Analysing financial statements helps stakeholders assess a business’s performance. Ratio analysis compares figures within and between financial statements to evaluate profitability, liquidity and efficiency.
Profitability ratios
These ratios measure how effectively a business generates profit:
- Gross profit margin = (Gross profit ÷ Revenue) × 100. Indicates how efficiently a business turns revenue into gross profit.
- Profit margin = (Profit for the year ÷ Revenue) × 100. Shows the proportion of revenue that is kept as profit after all expenses.
- Return on capital employed (ROCE) = (Profit from operations ÷ Capital employed) × 100. Measures the return generated on the resources invested in the business.
Liquidity ratios
These ratios indicate a firm’s ability to meet short‑term obligations:
- Current ratio = Current assets ÷ Current liabilities. A ratio of around 1.5–2 is often considered healthy.
- Acid test (quick) ratio = (Current assets – Inventory) ÷ Current liabilities. Excludes inventory because it may not be quickly converted to cash.
Limitations of ratio analysis
Ratios are useful but have limitations:
- They are based on historical data and may not reflect current conditions.
- Different accounting policies between firms can distort comparisons.
- They do not consider qualitative factors such as workforce skills, customer loyalty or brand reputation.
- External factors (economic conditions, industry trends) can influence performance.

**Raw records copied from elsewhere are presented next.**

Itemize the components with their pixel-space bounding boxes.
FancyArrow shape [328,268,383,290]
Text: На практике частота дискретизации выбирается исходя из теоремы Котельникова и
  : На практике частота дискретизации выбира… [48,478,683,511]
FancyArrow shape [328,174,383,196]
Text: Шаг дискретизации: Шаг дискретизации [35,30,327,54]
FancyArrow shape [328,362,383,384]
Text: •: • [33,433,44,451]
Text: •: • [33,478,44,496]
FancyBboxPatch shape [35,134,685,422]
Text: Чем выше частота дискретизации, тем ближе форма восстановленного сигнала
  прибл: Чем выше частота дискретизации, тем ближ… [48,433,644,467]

Stakeholders should therefore use ratios alongside other information and consider the broader context.
| Ratio | Formula | What it shows |
|---|---|---|
| Gross profit margin | Gross profit ÷ Revenue × 100 | Ability to generate profit from sales before overheads. |
| Profit margin | Profit for the year ÷ Revenue × 100 | How much of revenue is retained as profit after all expenses. |
| Return on capital employed (ROCE) | Operating profit ÷ Capital employed × 100 | Efficiency in using capital to generate profit. |
| Current ratio | Current assets ÷ Current liabilities | Ability to pay short‑term debts. |
| Acid test ratio | (Current assets – Inventory) ÷ Current liabilities | Liquidity excluding stock. |
Example calculations
The following simple figures illustrate how each ratio is computed. Suppose a business reports:
- Revenue: $100,000
- Cost of sales: $60,000
- Operating profit (profit before interest and tax): $20,000
- Capital employed: $120,000
- Current assets: $50,000, of which inventory (stock) is $10,000
- Current liabilities: $30,000
Using these numbers:
- Gross profit margin = (Revenue − Cost of sales) ÷ Revenue × 100 = (100,000 − 60,000) ÷ 100,000 × 100 = 40%. This means the business earns 40 cents of gross profit on every $1 of sales.

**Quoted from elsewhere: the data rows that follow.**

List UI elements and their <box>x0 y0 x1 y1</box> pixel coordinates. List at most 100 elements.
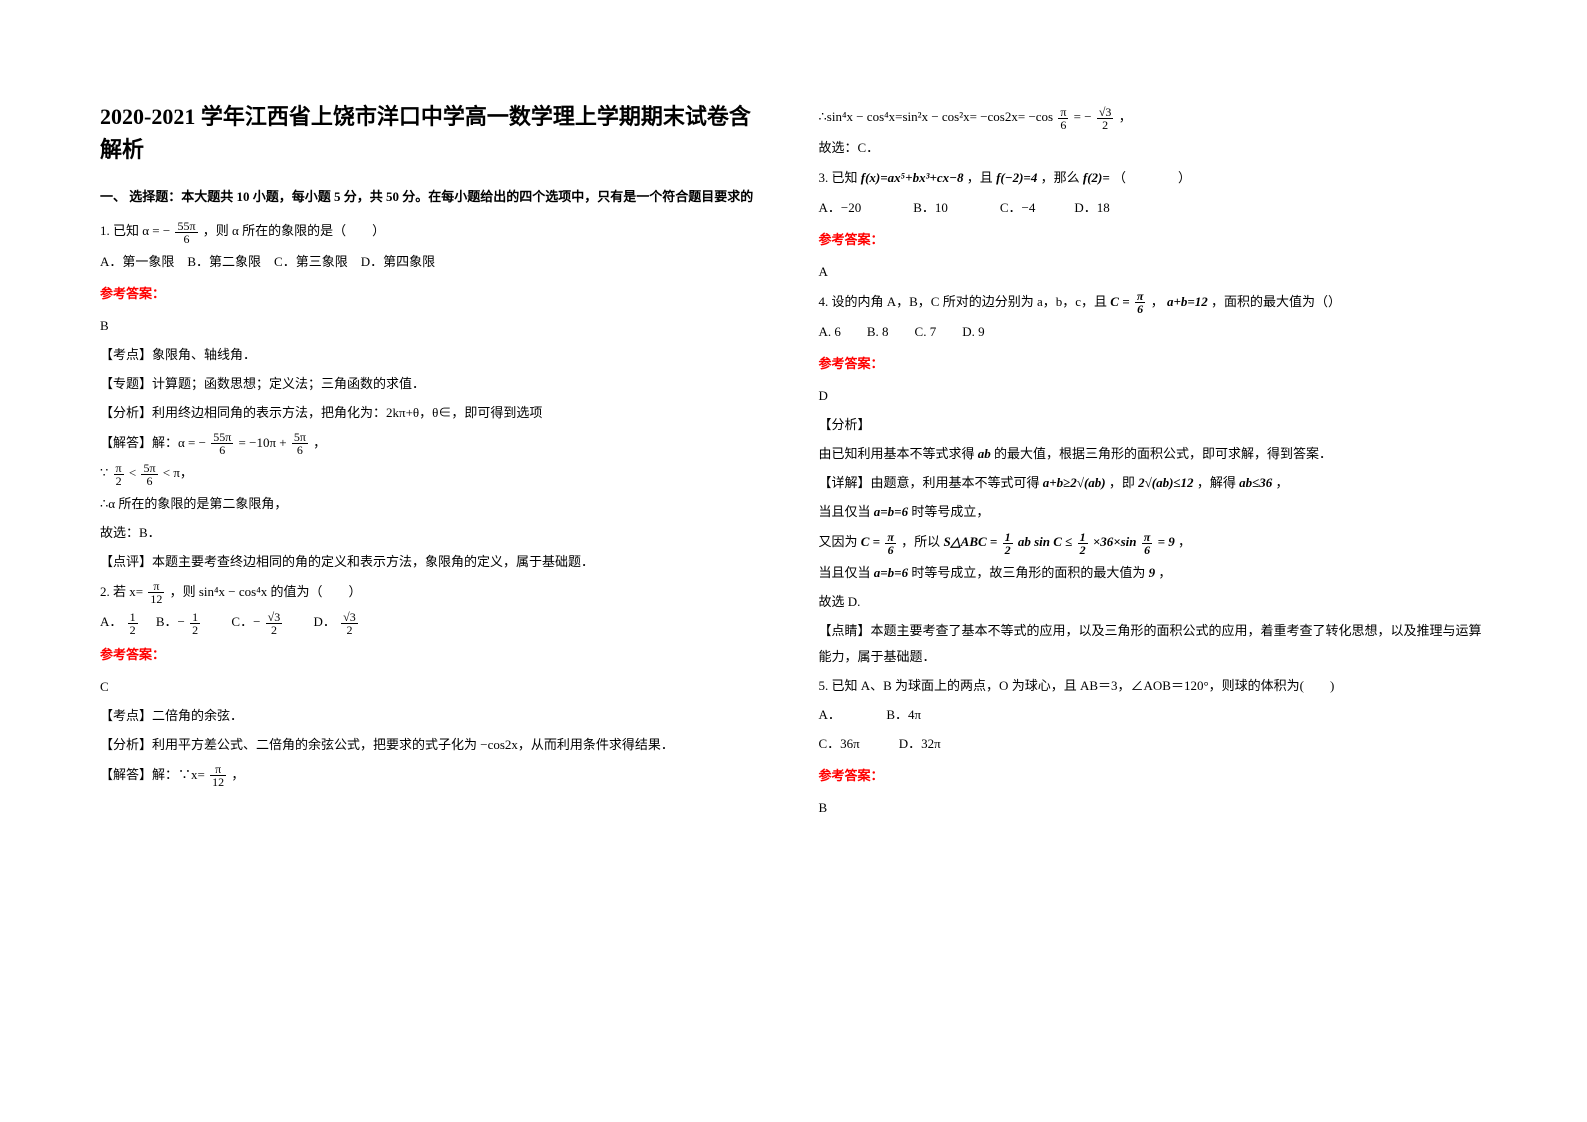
q2c-f1-den: 6 <box>1058 119 1068 131</box>
q4-l4-mid: ab sin C ≤ <box>1018 534 1072 549</box>
q2-optA-prefix: A． <box>100 614 122 629</box>
q1-sol-frac1: 55π 6 <box>209 431 235 456</box>
q3-answer-label: 参考答案： <box>819 227 1488 253</box>
q2-suffix: ，则 sin⁴x − cos⁴x 的值为（ ） <box>170 584 362 599</box>
q4-l4-f3-num: π <box>1142 531 1153 544</box>
q2-continuation: ∴sin⁴x − cos⁴x=sin²x − cos²x= −cos2x= −c… <box>819 104 1488 131</box>
q1-lt2: < π， <box>163 465 193 480</box>
q1-suffix: ，则 α 所在的象限的是（ ） <box>203 223 385 238</box>
q1-prefix: 1. 已知 α = − <box>100 223 170 238</box>
q4-options: A. 6 B. 8 C. 7 D. 9 <box>819 319 1488 345</box>
q4-l2a: 【详解】由题意，利用基本不等式可得 <box>819 475 1040 490</box>
q2c-prefix: ∴sin⁴x − cos⁴x=sin²x − cos²x= −cos2x= −c… <box>819 109 1054 124</box>
q4-comma1: ， <box>1151 294 1164 309</box>
q1-tag-topic: 【考点】象限角、轴线角． <box>100 342 769 368</box>
q1-options: A．第一象限 B．第二象限 C．第三象限 D．第四象限 <box>100 249 769 275</box>
q2-optB-prefix: B．− <box>143 614 185 629</box>
q2c-eq: = − <box>1074 109 1092 124</box>
q1-comment: 【点评】本题主要考查终边相同的角的定义和表示方法，象限角的定义，属于基础题． <box>100 549 769 575</box>
q2-optC-num: √3 <box>266 611 283 624</box>
q3-prefix: 3. 已知 <box>819 170 858 185</box>
q4-prefix: 4. 设的内角 A，B，C 所对的边分别为 a，b，c，且 <box>819 294 1108 309</box>
q2c-f2-den: 2 <box>1097 119 1114 131</box>
q2c-frac1: π 6 <box>1056 106 1070 131</box>
q4-line1: 由已知利用基本不等式求得 ab 的最大值，根据三角形的面积公式，即可求解，得到答… <box>819 441 1488 467</box>
q1-stem: 1. 已知 α = − 55π 6 ，则 α 所在的象限的是（ ） <box>100 218 769 245</box>
left-column: 2020-2021 学年江西省上饶市洋口中学高一数学理上学期期末试卷含解析 一、… <box>100 100 769 824</box>
q5-options-ab: A． B．4π <box>819 702 1488 728</box>
q4-l1b: ab <box>978 446 991 461</box>
q4-line2: 【详解】由题意，利用基本不等式可得 a+b≥2√(ab) ，即 2√(ab)≤1… <box>819 470 1488 496</box>
q1-solution-line1: 【解答】解：α = − 55π 6 = −10π + 5π 6 ， <box>100 430 769 457</box>
q1-analysis: 【分析】利用终边相同角的表示方法，把角化为：2kπ+θ，θ∈，即可得到选项 <box>100 400 769 426</box>
q4-l4-C-num: π <box>885 531 896 544</box>
q1-sol-suffix: ， <box>313 435 326 450</box>
q1-pick: 故选：B． <box>100 520 769 546</box>
q4-line5: 当且仅当 a=b=6 时等号成立，故三角形的面积的最大值为 9 ， <box>819 560 1488 586</box>
q2-optC-den: 2 <box>266 624 283 636</box>
q2-optB-frac: 1 2 <box>188 611 202 636</box>
q4-ab-sum: a+b=12 <box>1167 294 1208 309</box>
q2c-pick: 故选：C． <box>819 135 1488 161</box>
q1-frac-den: 6 <box>175 233 197 245</box>
q4-l4-f1-num: 1 <box>1003 531 1013 544</box>
q4-l4a: 又因为 <box>819 534 858 549</box>
q4-l4-Cfrac: π 6 <box>883 531 898 556</box>
right-column: ∴sin⁴x − cos⁴x=sin²x − cos²x= −cos2x= −c… <box>819 100 1488 824</box>
page-root: 2020-2021 学年江西省上饶市洋口中学高一数学理上学期期末试卷含解析 一、… <box>100 100 1487 824</box>
q2-optB-num: 1 <box>190 611 200 624</box>
q2-tag-topic: 【考点】二倍角的余弦． <box>100 703 769 729</box>
q1-answer: B <box>100 313 769 339</box>
q1-r1-den: 2 <box>114 475 124 487</box>
q1-sol-f2-den: 6 <box>292 444 308 456</box>
q3-mid2: ，那么 <box>1041 170 1080 185</box>
q2-optA-den: 2 <box>128 624 138 636</box>
q4-l4-frac2: 1 2 <box>1076 531 1090 556</box>
q4-l2d: 2√(ab)≤12 <box>1138 475 1193 490</box>
q2-f1-den: 12 <box>148 593 164 605</box>
q2-answer-label: 参考答案： <box>100 642 769 668</box>
q4-l2e: ，解得 <box>1197 475 1236 490</box>
q2-optD-den: 2 <box>341 624 358 636</box>
q2-optD-frac: √3 2 <box>339 611 360 636</box>
q4-answer-label: 参考答案： <box>819 351 1488 377</box>
q4-pick: 故选 D. <box>819 589 1488 615</box>
q4-C-den: 6 <box>1135 303 1146 315</box>
q5-answer-label: 参考答案： <box>819 763 1488 789</box>
q4-l4-frac1: 1 2 <box>1001 531 1015 556</box>
q1-sol-mid: = −10π + <box>239 435 287 450</box>
q3-formula3: f(2)= <box>1083 170 1110 185</box>
q4-suffix: ，面积的最大值为（） <box>1211 294 1341 309</box>
q4-comment: 【点睛】本题主要考查了基本不等式的应用，以及三角形的面积公式的应用，着重考查了转… <box>819 618 1488 670</box>
q2c-frac2: √3 2 <box>1095 106 1116 131</box>
q4-l2g: ， <box>1275 475 1288 490</box>
q2c-f1-num: π <box>1058 106 1068 119</box>
q4-l5c: 时等号成立，故三角形的面积的最大值为 <box>911 565 1145 580</box>
q4-l5e: ， <box>1158 565 1171 580</box>
q4-l3c: 时等号成立， <box>911 504 989 519</box>
q2-frac1: π 12 <box>146 580 166 605</box>
q1-fraction: 55π 6 <box>173 220 199 245</box>
q3-suffix: （ ） <box>1113 170 1191 185</box>
q2-prefix: 2. 若 x= <box>100 584 143 599</box>
q2-optD-prefix: D． <box>288 614 336 629</box>
q4-l1a: 由已知利用基本不等式求得 <box>819 446 975 461</box>
q2-optC-prefix: C．− <box>205 614 260 629</box>
q2-answer: C <box>100 674 769 700</box>
q4-l4-f2-den: 2 <box>1078 544 1088 556</box>
q1-r2-num: 5π <box>141 462 157 475</box>
q2-sol-comma: ， <box>231 767 244 782</box>
q3-options: A．−20 B．10 C．−4 D．18 <box>819 195 1488 221</box>
q3-formula2: f(−2)=4 <box>996 170 1037 185</box>
q4-answer: D <box>819 383 1488 409</box>
q1-answer-label: 参考答案： <box>100 281 769 307</box>
q1-range-prefix: ∵ <box>100 465 108 480</box>
q2-sol-prefix: 【解答】解：∵x= <box>100 767 205 782</box>
q2-optD-num: √3 <box>341 611 358 624</box>
section-1-heading: 一、 选择题：本大题共 10 小题，每小题 5 分，共 50 分。在每小题给出的… <box>100 184 769 210</box>
q4-l2b: a+b≥2√(ab) <box>1043 475 1106 490</box>
q2-options: A． 1 2 B．− 1 2 C．− √3 2 D． √3 2 <box>100 609 769 636</box>
q4-l4-C-den: 6 <box>885 544 896 556</box>
q4-l4-times: ×36×sin <box>1093 534 1137 549</box>
q3-formula1: f(x)=ax⁵+bx³+cx−8 <box>861 170 964 185</box>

- Profit margin = Profit for the year ÷ Revenue × 100. If the business makes a profit of $20,000, the margin is 20,000 ÷ 100,000 × 100 = 20%.

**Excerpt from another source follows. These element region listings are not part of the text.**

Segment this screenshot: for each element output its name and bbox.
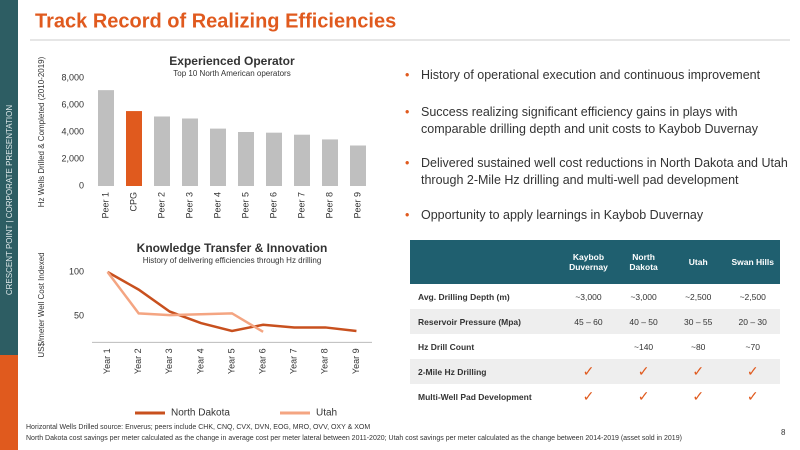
x-tick-label: Year 6 [257, 348, 267, 374]
cell: 30 – 55 [670, 309, 726, 334]
x-tick-label: Peer 6 [268, 192, 278, 219]
row-label: Multi-Well Pad Development [418, 391, 532, 402]
bar [182, 118, 198, 186]
header-cell: Kaybob Duvernay [560, 240, 617, 284]
table-row: Multi-Well Pad Development ✓ ✓ ✓ ✓ [410, 384, 780, 409]
page-number: 8 [781, 428, 786, 437]
sidebar [0, 0, 18, 450]
header-cell: Swan Hills [725, 240, 780, 284]
cell: ~3,000 [630, 291, 657, 302]
x-tick-label: Peer 5 [240, 192, 250, 219]
x-tick-label: Year 2 [133, 348, 143, 374]
cell: ~3,000 [575, 291, 602, 302]
x-tick-label: Year 5 [226, 348, 236, 374]
cell: ✓ [616, 359, 671, 384]
bullet: Opportunity to apply learnings in Kaybob… [405, 207, 800, 224]
x-tick-label: Year 8 [320, 348, 330, 374]
x-tick-label: Peer 1 [100, 192, 110, 219]
cell: ✓ [725, 359, 780, 384]
y-tick-label: 100 [69, 266, 84, 276]
x-tick-label: Year 7 [289, 348, 299, 374]
cell: ✓ [692, 388, 705, 404]
x-tick-label: Peer 2 [156, 192, 166, 219]
x-tick-label: Year 3 [164, 348, 174, 374]
y-tick-label: 2,000 [61, 153, 84, 163]
y-tick-label: 50 [74, 310, 84, 320]
bar [350, 145, 366, 186]
legend-label: Utah [316, 408, 337, 419]
cell: ~2,500 [685, 291, 712, 302]
cell: 45 – 60 [560, 309, 617, 334]
chart-subtitle: History of delivering efficiencies throu… [143, 256, 322, 265]
x-tick-label: Year 9 [351, 348, 361, 374]
table-row: Hz Drill Count ~140 ~80 ~70 [410, 334, 780, 359]
y-axis-label: US$/meter Well Cost Indexed [37, 252, 46, 357]
sidebar-accent [0, 355, 18, 450]
cell: ✓ [670, 359, 726, 384]
cell: ~2,500 [739, 291, 766, 302]
bar [294, 134, 310, 186]
x-tick-label: Year 4 [195, 348, 205, 374]
y-tick-label: 4,000 [61, 126, 84, 136]
x-tick-label: Year 1 [102, 348, 112, 374]
y-axis-label: Hz Wells Drilled & Completed (2010-2019) [37, 56, 46, 207]
row-label: Avg. Drilling Depth (m) [418, 291, 510, 302]
comparison-table: Kaybob Duvernay North Dakota Utah Swan Hill… [410, 240, 780, 409]
table-row: 2-Mile Hz Drilling ✓ ✓ ✓ ✓ [410, 359, 780, 384]
cell: ~140 [634, 341, 654, 352]
bullet: Delivered sustained well cost reductions… [405, 155, 800, 189]
bar [210, 128, 226, 186]
bar [238, 132, 254, 186]
cell: ✓ [637, 388, 650, 404]
x-tick-label: Peer 3 [184, 192, 194, 219]
line-series [106, 271, 264, 333]
legend-label: North Dakota [171, 408, 230, 419]
header-row: Kaybob Duvernay North Dakota Utah Swan Hill… [410, 240, 780, 284]
bar [266, 132, 282, 186]
line-series [106, 270, 357, 333]
header-cell: North Dakota [616, 240, 671, 284]
bar [154, 116, 170, 186]
slide-title: Track Record of Realizing Efficiencies [35, 10, 396, 32]
cell [561, 334, 617, 359]
y-tick-label: 0 [79, 180, 84, 190]
bullet: History of operational execution and con… [405, 67, 800, 84]
chart-title: Knowledge Transfer & Innovation [137, 241, 328, 255]
cell: 40 – 50 [616, 309, 671, 334]
bar [98, 90, 114, 186]
footnote: North Dakota cost savings per meter calc… [26, 435, 682, 442]
y-tick-label: 8,000 [61, 72, 84, 82]
bullet: Success realizing significant efficiency… [405, 104, 800, 138]
x-tick-label: Peer 9 [352, 192, 362, 219]
sidebar-text: CRESCENT POINT | CORPORATE PRESENTATION [5, 105, 14, 295]
table-row: Reservoir Pressure (Mpa) 45 – 60 40 – 50 30… [410, 309, 780, 334]
header-cell: Utah [670, 240, 726, 284]
row-label: Hz Drill Count [418, 341, 475, 352]
cell: ✓ [582, 388, 595, 404]
bar [322, 139, 338, 186]
chart-subtitle: Top 10 North American operators [173, 69, 290, 78]
x-tick-label: Peer 4 [212, 192, 222, 219]
cell: ✓ [746, 388, 759, 404]
x-tick-label: CPG [128, 192, 138, 212]
header-cell [410, 240, 561, 284]
x-tick-label: Peer 8 [324, 192, 334, 219]
row-label: Reservoir Pressure (Mpa) [410, 309, 561, 334]
cell: 20 – 30 [725, 309, 780, 334]
cell: ~70 [745, 341, 760, 352]
cell: ~80 [690, 341, 706, 352]
bar [126, 111, 142, 186]
y-tick-label: 6,000 [61, 99, 84, 109]
footnote: Horizontal Wells Drilled source: Enverus… [26, 424, 371, 431]
table-row: Avg. Drilling Depth (m) ~3,000 ~3,000 ~2,50… [410, 284, 780, 309]
cell: ✓ [560, 359, 617, 384]
chart-title: Experienced Operator [169, 54, 295, 68]
row-label: 2-Mile Hz Drilling [410, 359, 561, 384]
x-tick-label: Peer 7 [296, 192, 306, 219]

- Return on capital employed (ROCE) = Operating profit ÷ Capital employed × 100 = 20,000 ÷ 120,000 × 100 ≈ 16.7%. This shows how efficiently long‑term funds are being used to generate profit.
- Current ratio = Current assets ÷ Current liabilities = 50,000 ÷ 30,000 ≈ 1.67 : 1. A current ratio above 1 indicates the business should be able to pay its short‑term debts.
- Acid test (quick) ratio = (Current assets − Inventory) ÷ Current liabilities = (50,000 − 10,000) ÷ 30,000 ≈ 1.33 : 1. This excludes inventory to focus on the most liquid assets.
Examples and applications
Ratio analysis turns raw financial data into meaningful comparisons. Suppose a business reports revenue of $500,000, cost of sales of $300,000 and profit for the year of $50,000. Its gross profit margin is \((500,000-300,000)/500,000\times100=40%\), meaning it retains 40 per cent of sales after paying for materials and direct labour. The profit margin is \(50,000/500,000\times100=10%\), so 10 per cent of revenue becomes profit after all expenses.
If current assets are $60,000 and current liabilities are $30,000, the current ratio is 2:1, suggesting the business has twice as much in near‑cash assets as it owes in the short term. A current ratio below 1 may indicate liquidity problems. An inventory turnover of 5 means that the business sells and replaces its average stock five times a year; higher turnover implies efficient stock management. Stakeholders compare these ratios with previous years and industry averages to judge performance. For example, a declining profit margin could signal rising costs or falling prices, prompting managers to investigate.